Friday, January 4, 2019

AICTE decides to allow arts and science courses in engineering colleges
Welcoming this decision, a chairman of a private engineering college said that it would help utilise the resources that now remain idle given the poor patronage for engineering courses.

Published: 04th January 2019 03:50 AM 



Anil Sahasrabudhe, Chairperson of All India Council for Technical Education. (AICTE Website)

Express News Service

COIMBATORE: The All India Council for Technical Education (AICTE) has decided to allow engineering colleges run arts and science courses in parallelly on the same campus.

Confirming the decision, AICTE chairman Anil D Sahasrabudhe told Express, "If other programmes are to be run, the requirement of each programme should be available separately except playground, parking, canteen, etc." In Tamil Nadu, engineering colleges come under the control of Anna University, whereas arts and science colleges are covered by arts and science universities like University of Madras, Bharathiar University, Madurai Kamaraj University, etc.

When asked if engineering colleges will be allowed to get affiliation for arts and science colleges from other arts and science universities, he said, "It depends on having independent facilities for each of the programmes separately."


Welcoming this decision, a chairman of a private engineering college said that it would help utilise the resources that now remain idle given the poor patronage for engineering courses.

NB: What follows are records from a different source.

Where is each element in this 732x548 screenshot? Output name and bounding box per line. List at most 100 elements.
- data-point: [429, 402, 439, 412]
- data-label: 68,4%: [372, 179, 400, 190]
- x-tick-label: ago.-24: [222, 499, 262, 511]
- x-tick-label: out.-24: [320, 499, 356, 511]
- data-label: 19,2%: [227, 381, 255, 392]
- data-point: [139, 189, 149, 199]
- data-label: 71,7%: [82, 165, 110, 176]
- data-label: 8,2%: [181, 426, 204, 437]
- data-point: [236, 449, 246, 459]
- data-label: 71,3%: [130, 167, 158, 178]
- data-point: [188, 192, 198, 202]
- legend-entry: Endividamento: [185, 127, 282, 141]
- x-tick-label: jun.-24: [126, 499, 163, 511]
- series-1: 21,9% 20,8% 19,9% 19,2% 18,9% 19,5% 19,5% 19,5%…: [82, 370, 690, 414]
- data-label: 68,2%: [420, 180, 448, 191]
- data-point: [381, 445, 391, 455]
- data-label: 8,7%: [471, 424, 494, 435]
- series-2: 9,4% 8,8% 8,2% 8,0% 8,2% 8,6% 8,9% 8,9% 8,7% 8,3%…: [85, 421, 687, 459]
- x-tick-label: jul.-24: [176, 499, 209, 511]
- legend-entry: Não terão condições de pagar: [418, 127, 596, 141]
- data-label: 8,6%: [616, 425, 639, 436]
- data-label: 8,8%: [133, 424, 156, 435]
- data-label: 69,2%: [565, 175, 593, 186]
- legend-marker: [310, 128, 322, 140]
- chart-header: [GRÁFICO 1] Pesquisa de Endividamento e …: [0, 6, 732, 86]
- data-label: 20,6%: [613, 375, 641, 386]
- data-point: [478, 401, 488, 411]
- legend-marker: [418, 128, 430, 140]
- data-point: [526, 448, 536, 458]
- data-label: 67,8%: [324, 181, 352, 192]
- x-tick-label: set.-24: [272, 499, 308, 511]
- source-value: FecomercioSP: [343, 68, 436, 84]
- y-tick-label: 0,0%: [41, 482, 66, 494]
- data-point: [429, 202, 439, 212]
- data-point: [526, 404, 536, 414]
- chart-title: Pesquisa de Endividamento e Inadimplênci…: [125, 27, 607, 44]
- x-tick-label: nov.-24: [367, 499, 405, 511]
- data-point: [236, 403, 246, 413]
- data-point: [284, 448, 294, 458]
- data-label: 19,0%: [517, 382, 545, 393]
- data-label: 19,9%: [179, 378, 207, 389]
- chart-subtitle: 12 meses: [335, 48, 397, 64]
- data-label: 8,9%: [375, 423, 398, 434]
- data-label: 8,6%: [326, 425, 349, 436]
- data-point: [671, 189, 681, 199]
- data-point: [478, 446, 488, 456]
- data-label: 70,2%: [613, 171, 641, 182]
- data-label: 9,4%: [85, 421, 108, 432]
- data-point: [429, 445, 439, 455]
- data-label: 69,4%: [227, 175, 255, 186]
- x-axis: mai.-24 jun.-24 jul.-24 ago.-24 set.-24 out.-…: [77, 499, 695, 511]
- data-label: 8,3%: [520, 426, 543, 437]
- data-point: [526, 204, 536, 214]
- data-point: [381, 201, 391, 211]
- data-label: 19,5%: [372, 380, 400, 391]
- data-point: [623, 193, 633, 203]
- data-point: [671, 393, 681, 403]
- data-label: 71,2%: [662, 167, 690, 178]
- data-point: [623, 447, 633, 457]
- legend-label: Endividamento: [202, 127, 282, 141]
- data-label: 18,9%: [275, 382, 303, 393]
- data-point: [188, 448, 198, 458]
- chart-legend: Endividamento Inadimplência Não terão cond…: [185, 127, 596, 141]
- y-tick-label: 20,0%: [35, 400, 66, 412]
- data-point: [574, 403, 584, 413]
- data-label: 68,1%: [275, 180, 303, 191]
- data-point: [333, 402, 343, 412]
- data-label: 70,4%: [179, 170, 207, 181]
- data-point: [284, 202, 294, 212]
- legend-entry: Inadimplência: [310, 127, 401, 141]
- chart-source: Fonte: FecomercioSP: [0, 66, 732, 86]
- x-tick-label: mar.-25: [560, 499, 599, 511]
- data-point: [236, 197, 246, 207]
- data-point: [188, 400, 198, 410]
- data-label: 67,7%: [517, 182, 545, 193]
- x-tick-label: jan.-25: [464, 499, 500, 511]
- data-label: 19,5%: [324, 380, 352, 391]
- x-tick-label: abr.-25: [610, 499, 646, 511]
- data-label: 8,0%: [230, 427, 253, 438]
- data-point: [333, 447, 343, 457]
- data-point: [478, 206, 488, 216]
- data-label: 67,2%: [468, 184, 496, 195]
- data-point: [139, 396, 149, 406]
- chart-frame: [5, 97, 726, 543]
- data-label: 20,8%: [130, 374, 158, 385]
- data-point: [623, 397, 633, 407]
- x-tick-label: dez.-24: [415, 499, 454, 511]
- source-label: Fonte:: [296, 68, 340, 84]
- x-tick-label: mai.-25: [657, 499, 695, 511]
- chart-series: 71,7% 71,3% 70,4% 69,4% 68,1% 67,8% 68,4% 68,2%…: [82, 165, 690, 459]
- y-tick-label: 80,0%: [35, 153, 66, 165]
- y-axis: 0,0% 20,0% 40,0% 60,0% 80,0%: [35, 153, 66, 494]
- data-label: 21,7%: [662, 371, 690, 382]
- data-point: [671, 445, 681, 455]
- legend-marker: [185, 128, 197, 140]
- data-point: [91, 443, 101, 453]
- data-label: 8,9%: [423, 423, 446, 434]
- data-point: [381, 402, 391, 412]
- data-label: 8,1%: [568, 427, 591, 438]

The classrooms built for such courses can now be used for arts and science programmes.

Engineering colleges equipped with faculty members for physics, chemistry, and mathematics, and also laboratories for these subjects; these can be used effectively, the chairman suggested. He also recalled how engineering colleges were allowed to run courses like BSc and MSc in Computer Science and Information Technology till the year 2002.

However, the chairman opined that starting the courses for the academic year 2019-20 would be impossible. The last date to apply to the Directorate of Collegiate Education for permission for these arts and science courses ended on December 31. Colleges could ask for the deadline to be extended, the chairman suggested. Meanwhile, Association of Self Financing Arts, Science and Management Colleges of Tamil Nadu president Ajeet Kumar Lal Mohan opined that the AICTE did not have the power to allow engineering colleges to run arts and science courses. The management would need a GO from the Tamil Nadu government. Besides, common land cannot be used for running engineering and arts courses, he claimed.